🤖 AI Summary
This study investigates why multimodal large language models (MLLMs) perform significantly worse when verifying scientific claims using chart-based evidence compared to tabular data, despite the semantic equivalence of the underlying information. Through layer-wise linear probing and attention analysis across three open-source vision-language models, the authors systematically compare how these models process identical data presented as tables versus charts. They find that while chart information is effectively encoded in intermediate layers, it fails to be adequately routed to the final prediction layers.
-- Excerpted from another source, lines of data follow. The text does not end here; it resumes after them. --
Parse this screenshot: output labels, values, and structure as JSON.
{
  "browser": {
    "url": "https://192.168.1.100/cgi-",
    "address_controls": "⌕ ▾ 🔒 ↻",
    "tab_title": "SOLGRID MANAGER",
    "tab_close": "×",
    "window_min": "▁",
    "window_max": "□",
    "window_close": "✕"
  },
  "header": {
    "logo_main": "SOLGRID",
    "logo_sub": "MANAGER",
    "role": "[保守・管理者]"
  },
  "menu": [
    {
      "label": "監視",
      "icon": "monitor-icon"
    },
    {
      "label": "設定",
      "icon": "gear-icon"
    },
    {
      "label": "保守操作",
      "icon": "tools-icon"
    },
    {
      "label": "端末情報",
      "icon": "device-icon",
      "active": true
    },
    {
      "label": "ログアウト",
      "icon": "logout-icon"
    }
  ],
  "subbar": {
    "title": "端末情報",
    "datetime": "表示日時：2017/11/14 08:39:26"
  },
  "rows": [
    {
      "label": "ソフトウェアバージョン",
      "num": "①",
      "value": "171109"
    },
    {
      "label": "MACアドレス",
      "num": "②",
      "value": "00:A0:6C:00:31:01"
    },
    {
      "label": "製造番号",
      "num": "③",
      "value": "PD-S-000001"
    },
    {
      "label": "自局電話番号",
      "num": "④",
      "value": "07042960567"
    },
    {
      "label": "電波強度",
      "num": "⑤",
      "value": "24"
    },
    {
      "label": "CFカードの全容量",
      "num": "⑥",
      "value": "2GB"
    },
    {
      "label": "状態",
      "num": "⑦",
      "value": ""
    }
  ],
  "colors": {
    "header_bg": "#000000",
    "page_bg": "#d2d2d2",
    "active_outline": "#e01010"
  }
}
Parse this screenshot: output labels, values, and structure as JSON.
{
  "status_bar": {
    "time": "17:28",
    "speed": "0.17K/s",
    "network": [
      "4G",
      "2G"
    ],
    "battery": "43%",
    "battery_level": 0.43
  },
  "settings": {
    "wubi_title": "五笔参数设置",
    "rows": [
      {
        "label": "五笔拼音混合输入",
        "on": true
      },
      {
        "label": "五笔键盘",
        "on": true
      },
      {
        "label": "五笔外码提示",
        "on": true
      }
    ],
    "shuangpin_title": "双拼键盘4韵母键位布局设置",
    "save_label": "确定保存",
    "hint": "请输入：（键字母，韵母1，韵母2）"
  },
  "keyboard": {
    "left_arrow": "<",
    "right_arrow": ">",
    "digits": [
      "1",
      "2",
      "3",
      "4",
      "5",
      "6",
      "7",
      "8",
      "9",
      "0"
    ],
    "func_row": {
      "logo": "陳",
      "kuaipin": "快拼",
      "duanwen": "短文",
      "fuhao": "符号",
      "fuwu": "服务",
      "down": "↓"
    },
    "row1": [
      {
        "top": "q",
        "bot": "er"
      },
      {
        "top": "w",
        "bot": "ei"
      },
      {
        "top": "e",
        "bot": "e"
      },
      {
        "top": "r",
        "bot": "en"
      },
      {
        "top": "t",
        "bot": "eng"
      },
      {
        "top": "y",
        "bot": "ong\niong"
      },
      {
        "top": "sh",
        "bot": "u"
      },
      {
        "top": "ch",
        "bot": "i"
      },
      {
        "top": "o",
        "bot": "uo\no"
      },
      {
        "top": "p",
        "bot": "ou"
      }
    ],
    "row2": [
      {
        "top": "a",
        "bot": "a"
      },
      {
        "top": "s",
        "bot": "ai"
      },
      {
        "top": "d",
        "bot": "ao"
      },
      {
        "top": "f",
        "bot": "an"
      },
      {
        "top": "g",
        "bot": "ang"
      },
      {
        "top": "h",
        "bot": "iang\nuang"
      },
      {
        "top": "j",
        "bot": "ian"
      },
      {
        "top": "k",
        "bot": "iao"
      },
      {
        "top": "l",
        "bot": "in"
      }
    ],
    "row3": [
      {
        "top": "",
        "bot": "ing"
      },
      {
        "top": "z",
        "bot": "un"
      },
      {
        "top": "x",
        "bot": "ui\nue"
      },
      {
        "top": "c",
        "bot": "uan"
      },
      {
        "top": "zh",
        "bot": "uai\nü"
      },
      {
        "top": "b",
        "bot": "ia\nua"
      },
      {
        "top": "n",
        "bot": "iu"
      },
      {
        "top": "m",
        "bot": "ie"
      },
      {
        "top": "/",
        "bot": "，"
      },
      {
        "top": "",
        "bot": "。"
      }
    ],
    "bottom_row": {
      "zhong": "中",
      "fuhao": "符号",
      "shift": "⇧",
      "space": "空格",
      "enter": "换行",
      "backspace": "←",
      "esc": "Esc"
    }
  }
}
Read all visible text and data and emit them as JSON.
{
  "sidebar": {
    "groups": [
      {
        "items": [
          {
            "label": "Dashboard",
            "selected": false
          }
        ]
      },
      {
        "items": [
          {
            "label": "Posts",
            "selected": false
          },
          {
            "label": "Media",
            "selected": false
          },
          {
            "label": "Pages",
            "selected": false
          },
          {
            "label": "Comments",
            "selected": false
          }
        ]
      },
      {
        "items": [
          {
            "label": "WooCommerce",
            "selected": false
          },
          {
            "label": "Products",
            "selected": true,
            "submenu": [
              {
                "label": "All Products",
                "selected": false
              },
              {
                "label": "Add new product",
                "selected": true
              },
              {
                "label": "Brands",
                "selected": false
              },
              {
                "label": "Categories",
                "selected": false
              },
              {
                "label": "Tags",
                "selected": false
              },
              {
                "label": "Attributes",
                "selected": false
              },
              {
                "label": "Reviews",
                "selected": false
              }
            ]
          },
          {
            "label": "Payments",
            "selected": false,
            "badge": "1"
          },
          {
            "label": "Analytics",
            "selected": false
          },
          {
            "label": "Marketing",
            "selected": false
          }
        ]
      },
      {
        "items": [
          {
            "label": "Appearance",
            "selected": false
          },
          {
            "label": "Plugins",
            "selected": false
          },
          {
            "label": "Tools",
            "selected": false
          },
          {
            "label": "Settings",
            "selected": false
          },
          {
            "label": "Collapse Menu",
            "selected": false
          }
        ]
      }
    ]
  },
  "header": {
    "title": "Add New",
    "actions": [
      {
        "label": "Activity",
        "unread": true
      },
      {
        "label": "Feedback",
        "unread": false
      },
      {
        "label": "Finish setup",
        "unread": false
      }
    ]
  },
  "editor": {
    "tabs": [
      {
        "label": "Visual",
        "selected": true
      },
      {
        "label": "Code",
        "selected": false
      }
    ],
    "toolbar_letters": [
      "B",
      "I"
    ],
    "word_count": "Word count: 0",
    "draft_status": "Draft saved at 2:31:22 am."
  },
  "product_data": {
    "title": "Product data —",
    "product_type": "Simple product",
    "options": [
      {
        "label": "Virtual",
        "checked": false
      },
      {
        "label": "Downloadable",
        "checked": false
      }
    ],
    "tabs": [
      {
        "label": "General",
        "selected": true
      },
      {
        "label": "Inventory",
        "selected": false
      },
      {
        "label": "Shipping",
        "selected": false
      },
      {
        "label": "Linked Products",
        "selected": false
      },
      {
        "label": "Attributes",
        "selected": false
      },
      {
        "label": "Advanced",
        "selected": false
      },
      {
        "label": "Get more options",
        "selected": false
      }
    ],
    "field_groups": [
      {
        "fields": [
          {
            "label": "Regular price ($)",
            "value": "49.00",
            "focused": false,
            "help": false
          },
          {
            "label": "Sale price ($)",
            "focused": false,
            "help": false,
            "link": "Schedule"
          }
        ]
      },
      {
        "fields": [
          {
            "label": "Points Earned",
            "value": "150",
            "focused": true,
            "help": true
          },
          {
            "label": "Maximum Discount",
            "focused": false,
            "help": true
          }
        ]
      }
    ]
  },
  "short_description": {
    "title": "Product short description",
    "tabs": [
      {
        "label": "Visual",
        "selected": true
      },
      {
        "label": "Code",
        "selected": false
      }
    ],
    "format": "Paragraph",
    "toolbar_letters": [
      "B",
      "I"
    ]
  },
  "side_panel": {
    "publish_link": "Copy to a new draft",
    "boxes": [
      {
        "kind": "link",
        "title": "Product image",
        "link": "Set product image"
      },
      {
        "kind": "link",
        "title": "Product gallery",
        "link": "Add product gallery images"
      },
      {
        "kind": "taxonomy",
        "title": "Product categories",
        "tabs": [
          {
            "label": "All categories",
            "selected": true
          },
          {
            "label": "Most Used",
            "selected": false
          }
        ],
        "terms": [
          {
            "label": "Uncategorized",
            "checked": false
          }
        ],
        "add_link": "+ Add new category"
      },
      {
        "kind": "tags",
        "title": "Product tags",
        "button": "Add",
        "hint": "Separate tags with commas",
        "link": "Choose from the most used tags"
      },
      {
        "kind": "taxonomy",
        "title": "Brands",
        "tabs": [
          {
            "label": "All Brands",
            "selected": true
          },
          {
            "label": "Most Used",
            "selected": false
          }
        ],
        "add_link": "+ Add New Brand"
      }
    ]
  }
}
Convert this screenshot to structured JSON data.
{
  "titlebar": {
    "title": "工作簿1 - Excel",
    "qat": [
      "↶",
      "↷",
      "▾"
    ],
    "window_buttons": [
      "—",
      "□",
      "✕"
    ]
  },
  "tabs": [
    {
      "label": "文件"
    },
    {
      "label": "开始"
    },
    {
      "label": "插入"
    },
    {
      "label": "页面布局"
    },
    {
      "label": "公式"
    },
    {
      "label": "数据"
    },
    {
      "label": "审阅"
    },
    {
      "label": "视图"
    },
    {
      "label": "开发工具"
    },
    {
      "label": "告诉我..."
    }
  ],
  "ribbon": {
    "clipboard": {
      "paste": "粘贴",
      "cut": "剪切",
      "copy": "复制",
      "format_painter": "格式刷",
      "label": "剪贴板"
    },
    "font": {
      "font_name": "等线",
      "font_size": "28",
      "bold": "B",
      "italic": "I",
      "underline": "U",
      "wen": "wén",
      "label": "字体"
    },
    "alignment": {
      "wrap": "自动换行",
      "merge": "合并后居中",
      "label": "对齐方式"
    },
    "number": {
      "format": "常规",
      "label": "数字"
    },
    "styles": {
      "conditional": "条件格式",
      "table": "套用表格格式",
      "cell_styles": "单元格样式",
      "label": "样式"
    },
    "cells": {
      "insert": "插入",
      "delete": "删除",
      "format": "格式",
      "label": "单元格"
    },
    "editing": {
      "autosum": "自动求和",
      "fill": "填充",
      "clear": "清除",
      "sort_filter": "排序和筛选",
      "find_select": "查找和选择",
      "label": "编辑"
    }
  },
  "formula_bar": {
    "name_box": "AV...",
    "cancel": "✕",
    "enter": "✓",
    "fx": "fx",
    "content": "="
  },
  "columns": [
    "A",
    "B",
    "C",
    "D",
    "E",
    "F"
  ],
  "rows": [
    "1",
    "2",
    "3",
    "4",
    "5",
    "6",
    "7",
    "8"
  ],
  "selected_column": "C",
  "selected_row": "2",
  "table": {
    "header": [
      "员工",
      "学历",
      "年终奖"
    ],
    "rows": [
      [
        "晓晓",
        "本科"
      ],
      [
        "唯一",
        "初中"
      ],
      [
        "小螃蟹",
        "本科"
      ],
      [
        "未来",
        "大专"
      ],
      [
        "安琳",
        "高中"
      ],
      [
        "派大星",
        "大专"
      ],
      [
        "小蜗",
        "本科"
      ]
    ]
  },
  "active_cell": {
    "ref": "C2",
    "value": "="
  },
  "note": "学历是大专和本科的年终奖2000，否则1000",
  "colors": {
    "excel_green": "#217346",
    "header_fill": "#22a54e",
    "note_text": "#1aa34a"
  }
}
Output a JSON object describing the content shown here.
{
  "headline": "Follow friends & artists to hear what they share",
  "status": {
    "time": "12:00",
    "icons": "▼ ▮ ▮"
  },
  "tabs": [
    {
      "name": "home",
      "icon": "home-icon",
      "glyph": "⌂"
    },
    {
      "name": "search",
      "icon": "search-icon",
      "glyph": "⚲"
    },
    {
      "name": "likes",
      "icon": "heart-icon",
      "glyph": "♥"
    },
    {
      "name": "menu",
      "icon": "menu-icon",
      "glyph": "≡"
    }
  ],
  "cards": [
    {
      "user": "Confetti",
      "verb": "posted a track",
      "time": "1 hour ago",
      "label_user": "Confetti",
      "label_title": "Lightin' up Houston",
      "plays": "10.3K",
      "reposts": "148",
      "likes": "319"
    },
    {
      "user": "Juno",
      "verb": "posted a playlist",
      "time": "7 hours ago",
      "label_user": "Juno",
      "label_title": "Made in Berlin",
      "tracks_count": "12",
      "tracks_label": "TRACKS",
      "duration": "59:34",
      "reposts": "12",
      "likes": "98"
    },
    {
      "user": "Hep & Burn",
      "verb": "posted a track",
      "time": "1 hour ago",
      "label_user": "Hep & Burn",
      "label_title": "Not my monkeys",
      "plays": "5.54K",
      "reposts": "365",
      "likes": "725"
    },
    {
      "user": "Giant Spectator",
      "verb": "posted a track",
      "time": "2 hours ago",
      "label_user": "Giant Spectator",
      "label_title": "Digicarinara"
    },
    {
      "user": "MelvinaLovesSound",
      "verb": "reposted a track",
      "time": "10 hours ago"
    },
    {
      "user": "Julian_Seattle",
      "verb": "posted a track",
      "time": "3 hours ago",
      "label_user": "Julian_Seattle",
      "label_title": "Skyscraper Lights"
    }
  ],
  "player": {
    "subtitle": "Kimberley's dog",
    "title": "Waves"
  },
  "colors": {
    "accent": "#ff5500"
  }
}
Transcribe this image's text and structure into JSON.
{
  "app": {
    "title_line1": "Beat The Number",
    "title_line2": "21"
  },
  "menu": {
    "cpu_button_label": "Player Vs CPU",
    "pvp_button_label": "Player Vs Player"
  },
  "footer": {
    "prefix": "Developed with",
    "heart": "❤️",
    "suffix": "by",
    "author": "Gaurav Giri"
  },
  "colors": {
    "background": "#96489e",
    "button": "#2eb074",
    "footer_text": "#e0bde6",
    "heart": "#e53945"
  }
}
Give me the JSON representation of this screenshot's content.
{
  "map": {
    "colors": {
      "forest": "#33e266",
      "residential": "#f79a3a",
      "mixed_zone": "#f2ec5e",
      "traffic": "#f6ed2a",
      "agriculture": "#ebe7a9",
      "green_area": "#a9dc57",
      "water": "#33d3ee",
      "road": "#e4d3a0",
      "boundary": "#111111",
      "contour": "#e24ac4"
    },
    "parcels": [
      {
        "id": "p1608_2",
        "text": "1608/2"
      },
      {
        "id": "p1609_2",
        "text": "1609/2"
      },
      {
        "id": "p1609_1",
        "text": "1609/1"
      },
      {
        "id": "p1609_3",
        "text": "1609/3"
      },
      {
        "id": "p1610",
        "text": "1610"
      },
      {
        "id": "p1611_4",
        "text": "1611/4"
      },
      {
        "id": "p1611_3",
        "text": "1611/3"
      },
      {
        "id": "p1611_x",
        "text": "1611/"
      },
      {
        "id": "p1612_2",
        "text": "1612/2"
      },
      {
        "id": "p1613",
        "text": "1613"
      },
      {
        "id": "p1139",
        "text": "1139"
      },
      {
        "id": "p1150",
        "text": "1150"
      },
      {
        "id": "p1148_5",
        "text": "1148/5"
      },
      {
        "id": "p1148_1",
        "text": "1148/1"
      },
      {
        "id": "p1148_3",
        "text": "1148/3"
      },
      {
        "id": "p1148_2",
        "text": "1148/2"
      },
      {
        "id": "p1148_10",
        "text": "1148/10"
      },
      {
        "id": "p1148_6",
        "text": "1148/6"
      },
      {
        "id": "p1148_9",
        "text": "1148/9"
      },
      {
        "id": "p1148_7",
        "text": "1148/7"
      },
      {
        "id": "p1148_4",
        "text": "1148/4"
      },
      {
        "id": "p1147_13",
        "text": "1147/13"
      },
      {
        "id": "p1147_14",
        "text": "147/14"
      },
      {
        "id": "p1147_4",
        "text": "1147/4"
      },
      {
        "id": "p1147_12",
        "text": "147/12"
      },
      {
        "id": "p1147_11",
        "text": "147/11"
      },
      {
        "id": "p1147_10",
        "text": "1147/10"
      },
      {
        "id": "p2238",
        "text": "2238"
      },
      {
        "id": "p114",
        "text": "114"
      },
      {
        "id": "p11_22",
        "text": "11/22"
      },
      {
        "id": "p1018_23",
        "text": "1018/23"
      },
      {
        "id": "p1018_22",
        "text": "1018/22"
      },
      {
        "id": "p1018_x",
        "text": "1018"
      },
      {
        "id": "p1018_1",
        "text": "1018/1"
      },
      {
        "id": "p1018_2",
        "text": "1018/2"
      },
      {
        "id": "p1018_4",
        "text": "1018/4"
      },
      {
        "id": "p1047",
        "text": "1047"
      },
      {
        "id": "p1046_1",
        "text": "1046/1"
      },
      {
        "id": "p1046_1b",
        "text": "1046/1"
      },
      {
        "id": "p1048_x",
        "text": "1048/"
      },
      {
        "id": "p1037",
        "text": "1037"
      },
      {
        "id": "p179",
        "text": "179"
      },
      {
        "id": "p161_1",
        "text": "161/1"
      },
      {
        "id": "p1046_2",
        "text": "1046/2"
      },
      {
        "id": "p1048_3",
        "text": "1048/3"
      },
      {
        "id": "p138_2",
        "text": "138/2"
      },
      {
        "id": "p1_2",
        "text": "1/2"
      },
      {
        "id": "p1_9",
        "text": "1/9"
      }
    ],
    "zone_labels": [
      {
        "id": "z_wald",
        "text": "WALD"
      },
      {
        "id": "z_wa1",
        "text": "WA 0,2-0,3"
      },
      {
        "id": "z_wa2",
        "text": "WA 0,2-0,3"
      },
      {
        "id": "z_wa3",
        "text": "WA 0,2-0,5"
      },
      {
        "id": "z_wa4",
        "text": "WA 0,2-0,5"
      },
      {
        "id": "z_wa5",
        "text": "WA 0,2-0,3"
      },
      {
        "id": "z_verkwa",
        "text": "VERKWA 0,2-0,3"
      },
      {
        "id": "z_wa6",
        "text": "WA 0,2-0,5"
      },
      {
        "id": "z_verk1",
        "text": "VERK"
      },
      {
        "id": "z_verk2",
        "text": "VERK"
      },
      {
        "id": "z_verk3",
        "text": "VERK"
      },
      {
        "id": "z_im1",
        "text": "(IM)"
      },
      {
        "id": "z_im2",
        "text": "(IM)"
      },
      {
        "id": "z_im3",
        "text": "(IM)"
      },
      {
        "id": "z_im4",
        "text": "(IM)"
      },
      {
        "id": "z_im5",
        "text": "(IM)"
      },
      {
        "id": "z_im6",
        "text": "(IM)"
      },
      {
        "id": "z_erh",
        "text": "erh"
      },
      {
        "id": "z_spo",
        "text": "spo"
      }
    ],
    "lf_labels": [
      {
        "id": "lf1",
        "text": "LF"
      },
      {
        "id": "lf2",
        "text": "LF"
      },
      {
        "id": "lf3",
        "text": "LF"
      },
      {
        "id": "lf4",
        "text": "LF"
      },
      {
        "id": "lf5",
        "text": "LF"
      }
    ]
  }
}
The performance gap between tables and charts stems primarily from this routing failure rather than insufficient encoding, with distinct failure patterns emerging across different model architectures. These findings highlight a critical bottleneck in cross-modal reasoning within current MLLMs.
📝 Abstract
Multimodal LLMs are increasingly used to assist scientific peer review, where a core requirement is verifying whether claims in a paper are supported by its evidence. Prior work has shown that models perform substantially better at this task when the evidence is a table than when it is a chart of the same underlying data. This raises the question of whether models fail to extract information from charts, or do they extract it but fail to use it when forming their prediction? We study this question through layer-wise linear probing and attention analysis on three open-weight VLMs over table and chart evidence, representing the same underlying data. We find consistent evidence for the latter. Chart information is encoded in the models' intermediate representations but does not reach the prediction position, a gap that is absent for tables and holds across all conditions tested. Attention analysis further reveals that this disconnect takes two architecturally distinct forms across model families. These findings reframe the table-chart gap as a failure of how encoded visual information is routed at prediction time, rather than a failure of encoding itself.